Other cities ought to take a page from London’s playbook and think about how they can provide wayfinding for their residents and visitors that best suits their mental health. Take New York City, whose public transportation is the bane of many of its patrons’ existence. If the city paid serious attention to their riders’ mental health while considering how to bring its municipal transit system into the future, that would go hand-in-hand with other much-needed upgrades now in the works.

Then there are the giant hotel groups like Hilton, Hyatt and Marriott, and boutique hotels and mini-chains. They could offer meditation spaces or hotline services so their guests might connect to mental health resources if needed. Ditto to airlines, often associated with the most stressful part of traveling. Although costs are a huge issue for this struggling industry, even providing beneficial reading or listening materials in-flight could help tremendously in easing mental health-related concerns of their passengers.

AUTOMOTIVE
 

The auto industry may not seem an obvious candidate to be at the forefront of mental health advocacy, but it has several characteristics that make it a worthy contender. First of all, many people in rural or suburban areas of the country spend much of their lives on the road for both work and social purposes. If you have mental health issues, all that time in a confined space without physical activity can negatively impact your health. Car companies should do their homework on how best to address the needs of such customers.

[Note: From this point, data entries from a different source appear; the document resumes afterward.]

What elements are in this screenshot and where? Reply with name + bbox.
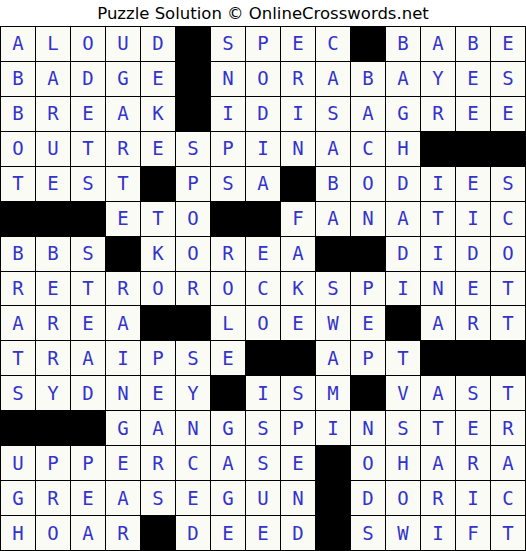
letter-cell: D <box>386 237 420 271</box>
letter-cell: U <box>1 446 35 480</box>
letter-cell: P <box>211 132 245 166</box>
letter-cell: S <box>71 237 105 271</box>
letter-cell: T <box>1 167 35 201</box>
black-cell <box>246 341 280 375</box>
letter-cell: O <box>176 237 210 271</box>
letter-cell: R <box>1 272 35 306</box>
letter-cell: Y <box>176 376 210 410</box>
letter-cell: U <box>106 27 140 61</box>
black-cell <box>316 446 350 480</box>
black-cell <box>176 97 210 131</box>
letter-cell: I <box>106 341 140 375</box>
letter-cell: I <box>421 516 455 550</box>
black-cell <box>281 167 315 201</box>
black-cell <box>386 306 420 340</box>
letter-cell: I <box>246 132 280 166</box>
letter-cell: A <box>386 62 420 96</box>
letter-cell: F <box>281 202 315 236</box>
letter-cell: A <box>316 341 350 375</box>
letter-cell: W <box>316 306 350 340</box>
black-cell <box>351 376 385 410</box>
letter-cell: P <box>246 27 280 61</box>
letter-cell: T <box>71 272 105 306</box>
letter-cell: R <box>36 341 70 375</box>
black-cell <box>71 202 105 236</box>
letter-cell: E <box>36 272 70 306</box>
letter-cell: B <box>386 27 420 61</box>
letter-cell: C <box>351 132 385 166</box>
letter-cell: A <box>421 306 455 340</box>
black-cell <box>491 341 525 375</box>
crossword-grid: ALOUDSPECBABEBADGENORABAYESBREAKIDISAGRE… <box>0 26 526 551</box>
letter-cell: V <box>386 376 420 410</box>
letter-cell: O <box>71 27 105 61</box>
letter-cell: S <box>316 272 350 306</box>
letter-cell: R <box>281 62 315 96</box>
letter-cell: R <box>491 411 525 445</box>
letter-cell: E <box>71 97 105 131</box>
letter-cell: A <box>106 97 140 131</box>
letter-cell: A <box>316 202 350 236</box>
letter-cell: S <box>211 167 245 201</box>
letter-cell: K <box>141 237 175 271</box>
letter-cell: A <box>71 516 105 550</box>
puzzle-solution-page: Puzzle Solution © OnlineCrosswords.net A… <box>0 0 526 551</box>
page-title: Puzzle Solution © OnlineCrosswords.net <box>0 0 526 26</box>
letter-cell: I <box>386 272 420 306</box>
letter-cell: N <box>211 62 245 96</box>
letter-cell: O <box>351 167 385 201</box>
letter-cell: K <box>141 97 175 131</box>
letter-cell: R <box>211 237 245 271</box>
black-cell <box>176 306 210 340</box>
letter-cell: S <box>491 167 525 201</box>
letter-cell: T <box>491 516 525 550</box>
letter-cell: A <box>1 27 35 61</box>
black-cell <box>351 27 385 61</box>
black-cell <box>351 237 385 271</box>
letter-cell: A <box>351 97 385 131</box>
letter-cell: E <box>106 202 140 236</box>
black-cell <box>141 306 175 340</box>
letter-cell: S <box>281 376 315 410</box>
letter-cell: F <box>456 516 490 550</box>
letter-cell: O <box>351 446 385 480</box>
letter-cell: E <box>141 132 175 166</box>
letter-cell: H <box>1 516 35 550</box>
letter-cell: R <box>141 446 175 480</box>
letter-cell: S <box>176 341 210 375</box>
letter-cell: P <box>176 167 210 201</box>
letter-cell: R <box>106 272 140 306</box>
letter-cell: R <box>36 481 70 515</box>
letter-cell: D <box>176 516 210 550</box>
black-cell <box>491 132 525 166</box>
letter-cell: A <box>421 376 455 410</box>
letter-cell: B <box>1 62 35 96</box>
black-cell <box>36 411 70 445</box>
letter-cell: S <box>491 62 525 96</box>
letter-cell: S <box>386 411 420 445</box>
letter-cell: A <box>421 446 455 480</box>
letter-cell: A <box>106 481 140 515</box>
letter-cell: I <box>456 481 490 515</box>
letter-cell: E <box>71 306 105 340</box>
letter-cell: C <box>246 272 280 306</box>
letter-cell: U <box>246 481 280 515</box>
black-cell <box>211 376 245 410</box>
letter-cell: E <box>106 446 140 480</box>
letter-cell: C <box>491 481 525 515</box>
letter-cell: S <box>316 97 350 131</box>
letter-cell: D <box>456 237 490 271</box>
letter-cell: E <box>211 341 245 375</box>
letter-cell: O <box>386 481 420 515</box>
letter-cell: A <box>36 62 70 96</box>
letter-cell: A <box>421 27 455 61</box>
letter-cell: R <box>106 132 140 166</box>
letter-cell: S <box>456 376 490 410</box>
letter-cell: B <box>1 97 35 131</box>
letter-cell: M <box>316 376 350 410</box>
letter-cell: B <box>1 237 35 271</box>
letter-cell: A <box>141 411 175 445</box>
letter-cell: B <box>36 237 70 271</box>
letter-cell: N <box>421 272 455 306</box>
letter-cell: N <box>351 411 385 445</box>
letter-cell: E <box>456 411 490 445</box>
letter-cell: E <box>71 481 105 515</box>
black-cell <box>1 411 35 445</box>
letter-cell: T <box>421 202 455 236</box>
letter-cell: S <box>176 132 210 166</box>
letter-cell: W <box>386 516 420 550</box>
black-cell <box>211 202 245 236</box>
letter-cell: R <box>176 272 210 306</box>
letter-cell: E <box>141 62 175 96</box>
letter-cell: I <box>421 237 455 271</box>
letter-cell: S <box>246 446 280 480</box>
letter-cell: R <box>106 516 140 550</box>
letter-cell: P <box>351 272 385 306</box>
letter-cell: P <box>141 341 175 375</box>
letter-cell: I <box>421 167 455 201</box>
letter-cell: Y <box>36 376 70 410</box>
letter-cell: T <box>491 272 525 306</box>
letter-cell: E <box>246 516 280 550</box>
letter-cell: G <box>211 481 245 515</box>
letter-cell: D <box>246 97 280 131</box>
letter-cell: P <box>36 446 70 480</box>
black-cell <box>281 341 315 375</box>
black-cell <box>421 341 455 375</box>
letter-cell: P <box>351 341 385 375</box>
letter-cell: R <box>421 481 455 515</box>
letter-cell: E <box>281 27 315 61</box>
letter-cell: I <box>281 97 315 131</box>
letter-cell: T <box>491 306 525 340</box>
letter-cell: E <box>141 376 175 410</box>
letter-cell: C <box>491 202 525 236</box>
letter-cell: D <box>281 516 315 550</box>
letter-cell: S <box>246 411 280 445</box>
letter-cell: E <box>456 167 490 201</box>
letter-cell: E <box>246 237 280 271</box>
letter-cell: O <box>1 132 35 166</box>
letter-cell: U <box>36 132 70 166</box>
black-cell <box>176 27 210 61</box>
letter-cell: D <box>141 27 175 61</box>
letter-cell: N <box>106 376 140 410</box>
letter-cell: E <box>456 97 490 131</box>
letter-cell: H <box>386 446 420 480</box>
black-cell <box>71 411 105 445</box>
letter-cell: S <box>1 376 35 410</box>
letter-cell: T <box>141 202 175 236</box>
letter-cell: S <box>211 27 245 61</box>
black-cell <box>106 237 140 271</box>
black-cell <box>36 202 70 236</box>
letter-cell: L <box>36 27 70 61</box>
letter-cell: T <box>491 376 525 410</box>
black-cell <box>176 62 210 96</box>
letter-cell: L <box>211 306 245 340</box>
black-cell <box>421 132 455 166</box>
letter-cell: R <box>456 306 490 340</box>
letter-cell: D <box>71 376 105 410</box>
black-cell <box>316 481 350 515</box>
letter-cell: Y <box>421 62 455 96</box>
letter-cell: N <box>351 202 385 236</box>
letter-cell: A <box>211 446 245 480</box>
letter-cell: O <box>36 516 70 550</box>
letter-cell: A <box>316 132 350 166</box>
letter-cell: C <box>316 27 350 61</box>
letter-cell: A <box>316 62 350 96</box>
letter-cell: E <box>456 272 490 306</box>
letter-cell: P <box>71 446 105 480</box>
letter-cell: O <box>176 202 210 236</box>
letter-cell: E <box>281 306 315 340</box>
letter-cell: T <box>421 411 455 445</box>
letter-cell: N <box>281 481 315 515</box>
letter-cell: K <box>281 272 315 306</box>
letter-cell: R <box>421 97 455 131</box>
letter-cell: R <box>36 97 70 131</box>
letter-cell: O <box>211 272 245 306</box>
letter-cell: E <box>491 97 525 131</box>
letter-cell: A <box>106 306 140 340</box>
letter-cell: B <box>456 27 490 61</box>
letter-cell: I <box>456 202 490 236</box>
black-cell <box>141 167 175 201</box>
letter-cell: T <box>106 167 140 201</box>
letter-cell: R <box>36 306 70 340</box>
letter-cell: S <box>351 516 385 550</box>
letter-cell: E <box>281 446 315 480</box>
letter-cell: E <box>456 62 490 96</box>
letter-cell: C <box>176 446 210 480</box>
black-cell <box>1 202 35 236</box>
letter-cell: T <box>1 341 35 375</box>
letter-cell: T <box>386 341 420 375</box>
letter-cell: E <box>36 167 70 201</box>
letter-cell: I <box>211 97 245 131</box>
letter-cell: O <box>491 237 525 271</box>
letter-cell: G <box>386 97 420 131</box>
letter-cell: E <box>351 306 385 340</box>
black-cell <box>141 516 175 550</box>
letter-cell: A <box>281 237 315 271</box>
letter-cell: G <box>106 62 140 96</box>
letter-cell: A <box>246 167 280 201</box>
letter-cell: N <box>176 411 210 445</box>
letter-cell: N <box>281 132 315 166</box>
letter-cell: E <box>176 481 210 515</box>
letter-cell: A <box>386 202 420 236</box>
letter-cell: G <box>106 411 140 445</box>
letter-cell: I <box>316 411 350 445</box>
letter-cell: T <box>71 132 105 166</box>
black-cell <box>456 132 490 166</box>
letter-cell: G <box>1 481 35 515</box>
letter-cell: O <box>246 62 280 96</box>
letter-cell: B <box>316 167 350 201</box>
letter-cell: G <box>211 411 245 445</box>
letter-cell: A <box>71 341 105 375</box>
letter-cell: D <box>351 481 385 515</box>
black-cell <box>316 516 350 550</box>
letter-cell: E <box>211 516 245 550</box>
letter-cell: S <box>71 167 105 201</box>
letter-cell: D <box>71 62 105 96</box>
letter-cell: D <box>386 167 420 201</box>
black-cell <box>456 341 490 375</box>
letter-cell: H <box>386 132 420 166</box>
letter-cell: O <box>141 272 175 306</box>
letter-cell: E <box>491 27 525 61</box>
black-cell <box>246 202 280 236</box>
letter-cell: P <box>281 411 315 445</box>
letter-cell: S <box>141 481 175 515</box>
letter-cell: A <box>491 446 525 480</box>
letter-cell: I <box>246 376 280 410</box>
letter-cell: B <box>351 62 385 96</box>
black-cell <box>316 237 350 271</box>
letter-cell: O <box>246 306 280 340</box>
letter-cell: A <box>1 306 35 340</box>
letter-cell: R <box>456 446 490 480</box>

Then there’s road rage. This phenomenon, the result of the stresses from driving, is another area ripe for these companies to explore. The goal: Help initiate changes that will prevent people from reaching dangerously explosive levels of anger.

One brand in the pole position to lead this charge is Tesla. As a pioneer in electric automobiles, it puts a spotlight on innovation. Already a change agent for how we think about energy and technology, who better than Tesla founder Elon Musk to promote creative new solutions for tackling the mental health stigma head on? Nor should we forget traditional auto manufacturers like General Motors and Ford. Locked in a battle with Tesla and others to produce the quality vehicles of the future, it would be forward-thinking of them to get engaged in the conversation around mental health in order to present themselves to car buyers in a positive and progressive light.

CONCLUSION
 

The issues concerning mental illness aren’t going to be resolved by the medical community alone. These are concerns that, one way or another, impact us all. The time is now for those with the most influence to play their part. Brands don’t have to make much of an effort to lend their hand. It’s about their speaking out, advocating, communicating through the multiple means at their disposal. Brands that truly want to change lives will appreciate that it will take deep thinking, strategic planning and partnerships, and a concerted effort to erase this stigma for good.